A seller of an ordinary Nashville home is getting about what they would have a year ago, give or take a fraction of a percent, no matter what the record headline says. Buyers are spending more in aggregate because the cheap end of the market has thinned out and the homes that actually clear are bigger and pricier than the ones that cleared last June. The record and the flat value are not in conflict. They are the same set of sales, read through a headline number that rewards an upmarket mix.


What this adds up to

  1. The record is real. GNR's June median of $537K (+1.7%) came with 8.2% more closings, and my single-family series shows the same June record, peaking at $545K.
  2. Constant-quality value did not rise. Zillow is down 0.1% to 0.3%, single-family price per foot is up just 0.4% and still under last year's high, and condo per foot is down 1.3%.
  3. The gap is mix. The $1M-plus share of single-family sales went from 15.0% to 18.2%, the $2M-plus share rose to 5.7% from 3.7% (87 to 139 closings), under-$500K fell to 44.6%, and the typical sold home is about 1.9% bigger.
  4. The softness sits in condos and the entry level. Single-family houses are flat-to-firm per foot; the give-back is concentrated in attached product and the vanishing affordable tier.
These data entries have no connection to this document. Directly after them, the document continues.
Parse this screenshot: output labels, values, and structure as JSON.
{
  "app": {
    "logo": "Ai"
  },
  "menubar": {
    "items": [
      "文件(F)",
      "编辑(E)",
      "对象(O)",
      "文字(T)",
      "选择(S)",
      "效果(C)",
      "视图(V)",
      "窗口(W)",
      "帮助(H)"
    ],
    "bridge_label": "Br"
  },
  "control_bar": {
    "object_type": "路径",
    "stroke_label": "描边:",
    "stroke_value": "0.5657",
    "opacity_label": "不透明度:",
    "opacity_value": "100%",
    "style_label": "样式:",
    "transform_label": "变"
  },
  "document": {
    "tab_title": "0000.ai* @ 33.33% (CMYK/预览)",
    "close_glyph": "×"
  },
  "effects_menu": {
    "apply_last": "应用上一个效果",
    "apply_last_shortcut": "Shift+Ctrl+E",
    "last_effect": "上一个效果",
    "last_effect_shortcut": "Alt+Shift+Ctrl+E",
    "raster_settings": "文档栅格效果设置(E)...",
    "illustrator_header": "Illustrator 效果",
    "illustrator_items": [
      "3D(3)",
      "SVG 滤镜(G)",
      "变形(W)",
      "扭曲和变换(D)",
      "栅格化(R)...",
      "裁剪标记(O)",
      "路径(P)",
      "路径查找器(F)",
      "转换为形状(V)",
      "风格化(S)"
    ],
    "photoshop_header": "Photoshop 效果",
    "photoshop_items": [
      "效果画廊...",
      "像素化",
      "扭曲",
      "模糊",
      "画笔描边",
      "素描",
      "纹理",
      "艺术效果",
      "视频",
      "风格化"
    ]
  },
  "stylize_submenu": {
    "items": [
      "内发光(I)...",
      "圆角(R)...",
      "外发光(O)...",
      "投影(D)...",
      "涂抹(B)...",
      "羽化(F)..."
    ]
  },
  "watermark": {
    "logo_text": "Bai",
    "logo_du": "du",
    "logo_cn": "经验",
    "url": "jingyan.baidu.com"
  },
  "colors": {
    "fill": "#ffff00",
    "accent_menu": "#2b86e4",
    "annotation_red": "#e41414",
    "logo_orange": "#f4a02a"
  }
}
For sellers, the takeaway is that a record regional median does not mean your specific house is worth more than it was last summer; price to the per-foot reality, and that goes double for a condo or townhome. For buyers, you are paying more because the affordable options that used to anchor the bottom of the market are gone from the mix, even though the homes themselves have not appreciated. For agents, quote price per foot and a home-value index next to the median, because a composition statistic on its own will mislead a client in either direction.
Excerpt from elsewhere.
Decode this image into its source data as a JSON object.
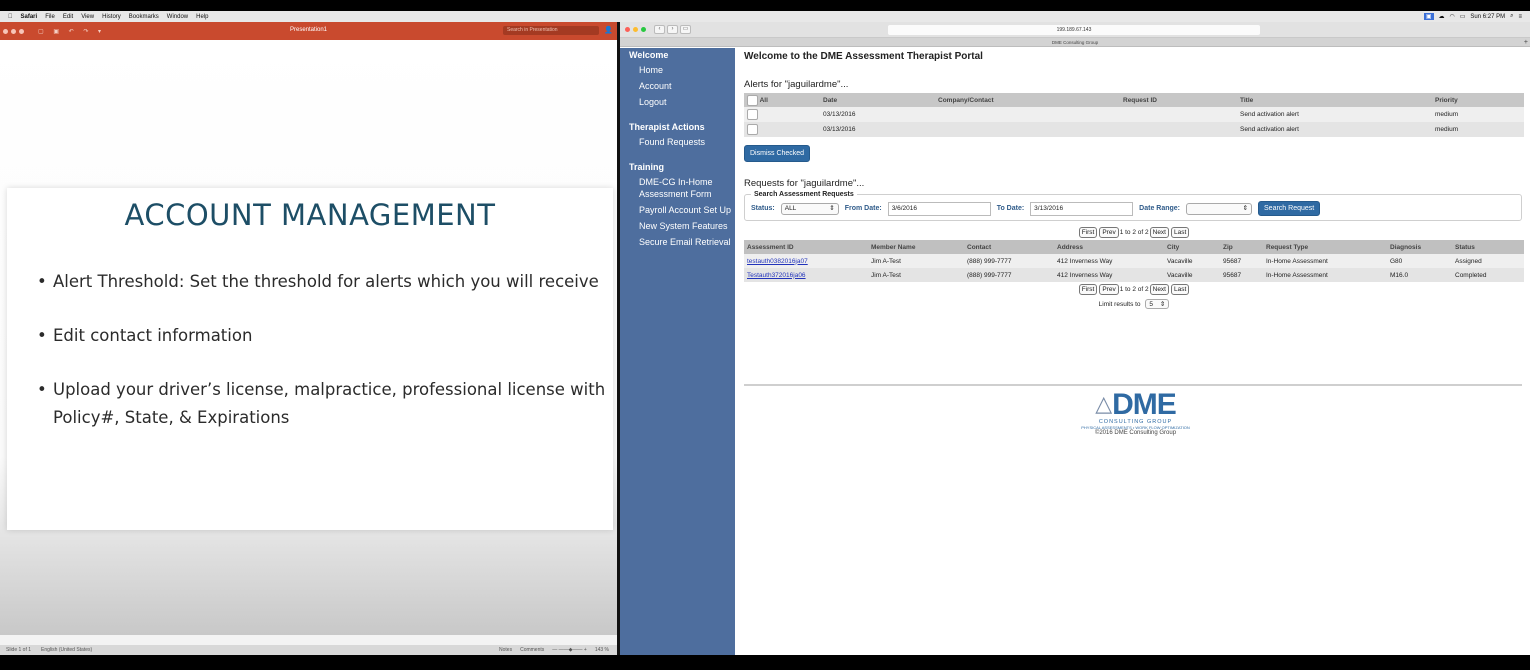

Here is the falsifiable part. If the record is mix and value is genuinely flat, single-family price per foot should hover near $251 and stay below the $253 high while the median keeps printing records on composition alone. The signal that real appreciation has resumed is per foot breaking clearly above $253 and Zillow's index turning positive. If instead the median rolls over in the fall while per foot holds, that is the mix normalizing while values stay put. Either way, the per-foot line will tell you more than the median headline.


Data through the week ending July 7, 2026, Greater Nashville (9 counties: Davidson, Williamson, Rutherford, Wilson, Sumner, Maury, Dickson, Cheatham, Robertson). Sources: RealTracs MLS; Greater Nashville REALTORS (monthly home sales report); Zillow Home Value Index.